Many theories have been presented over the years about this weird ability of animals to predict earthquakes. Some researchers noticed strange behaviors in animals up to 20 hours before the movement of the ground even started! Some believe that animals can feel the changes in the air because of the rocks moving in the area. As the rocks are pushed against each other in the days before an earthquake, they release minerals that go into the air. Since most animals have a better sense of smell than us humans, they might be able to figure out something’s up way in advance.

The human body may be able to alert us that something wrong is about to happen, too — but not in the way you might think. When we’re cold, our hairs stand up because small muscles at the base of each hair follicle squeeze together. This makes the skin look bumpy and helps trap the air to keep us warm.
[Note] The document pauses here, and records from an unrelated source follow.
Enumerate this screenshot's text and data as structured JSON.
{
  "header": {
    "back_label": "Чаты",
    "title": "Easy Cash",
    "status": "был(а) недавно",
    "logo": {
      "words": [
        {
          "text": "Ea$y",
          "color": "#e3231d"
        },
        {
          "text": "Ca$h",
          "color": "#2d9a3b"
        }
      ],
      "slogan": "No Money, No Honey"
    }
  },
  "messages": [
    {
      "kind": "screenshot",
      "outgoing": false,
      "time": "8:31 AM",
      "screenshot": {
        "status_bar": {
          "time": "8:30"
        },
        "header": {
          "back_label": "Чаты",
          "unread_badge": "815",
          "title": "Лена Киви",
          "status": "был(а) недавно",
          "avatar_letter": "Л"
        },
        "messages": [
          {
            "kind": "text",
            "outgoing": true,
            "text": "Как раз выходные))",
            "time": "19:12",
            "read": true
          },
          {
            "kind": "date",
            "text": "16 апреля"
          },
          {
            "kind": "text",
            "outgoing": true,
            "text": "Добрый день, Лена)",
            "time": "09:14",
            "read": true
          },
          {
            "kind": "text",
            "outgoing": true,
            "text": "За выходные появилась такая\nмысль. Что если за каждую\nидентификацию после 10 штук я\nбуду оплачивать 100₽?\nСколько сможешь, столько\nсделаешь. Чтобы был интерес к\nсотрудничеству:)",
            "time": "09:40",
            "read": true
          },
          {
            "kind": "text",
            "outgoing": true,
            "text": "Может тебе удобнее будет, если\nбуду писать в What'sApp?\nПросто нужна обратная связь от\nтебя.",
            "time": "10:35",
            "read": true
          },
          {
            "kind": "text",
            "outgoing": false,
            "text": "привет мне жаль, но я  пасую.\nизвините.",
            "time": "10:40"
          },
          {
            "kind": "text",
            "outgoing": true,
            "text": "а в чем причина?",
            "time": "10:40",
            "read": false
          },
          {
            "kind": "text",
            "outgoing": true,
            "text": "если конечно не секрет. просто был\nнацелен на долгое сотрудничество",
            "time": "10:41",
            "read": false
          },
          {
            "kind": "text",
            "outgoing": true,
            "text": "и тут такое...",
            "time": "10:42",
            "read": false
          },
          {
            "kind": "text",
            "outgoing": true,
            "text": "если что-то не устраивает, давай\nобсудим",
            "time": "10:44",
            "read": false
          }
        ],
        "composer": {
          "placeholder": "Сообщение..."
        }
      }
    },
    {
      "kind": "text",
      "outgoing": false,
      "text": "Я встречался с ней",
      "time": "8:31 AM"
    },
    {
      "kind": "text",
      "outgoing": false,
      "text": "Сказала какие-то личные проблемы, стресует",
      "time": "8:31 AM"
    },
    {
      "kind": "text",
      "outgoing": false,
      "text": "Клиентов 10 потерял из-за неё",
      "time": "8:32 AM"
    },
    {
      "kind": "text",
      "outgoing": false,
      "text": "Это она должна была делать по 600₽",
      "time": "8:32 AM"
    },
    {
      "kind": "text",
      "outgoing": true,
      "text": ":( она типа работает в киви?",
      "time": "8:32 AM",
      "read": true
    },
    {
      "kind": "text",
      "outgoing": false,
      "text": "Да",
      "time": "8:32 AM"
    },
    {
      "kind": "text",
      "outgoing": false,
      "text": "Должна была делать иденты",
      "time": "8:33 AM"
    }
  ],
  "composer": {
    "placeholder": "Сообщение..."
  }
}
It happens to all animals with hair or fur — but for us, it doesn’t really do much because our body hair is too thin. The best way to stay warm is by shivering, which makes our muscles move quickly, warming us up. But your hair may stand up for another reason altogether. It may indicate that lightning is about to strike, and you need to look for shelter immediately. Before a lightning strike happens, an electric charge builds up. This is called a positive lightning strike. The electric charge makes our hair stand up. Even if a storm seems to be far away, this electric charge is a sign that you should go inside quickly.

If you smell smoke and feel the heat of the fire on your cheeks, it might mean your neighbors are having a barbecue. But before you invite yourself over, you might want to make sure there isn’t a wildfire close to your house.

Watch out for smoke and haze, and pay attention to animals leaving the area. Wildfires can cause a lot of damage, but not many people know how fast and unpredictable they can be. A small spark from a candle or campfire can start a huge fire that can burn thousands of acres of land. If the conditions are right, wildfires can spread quickly and block your way out of the house. You should get alerts from local authorities when a wildfire starts, but sometimes, you might not get the message in time, so it’s best to know what to look out for.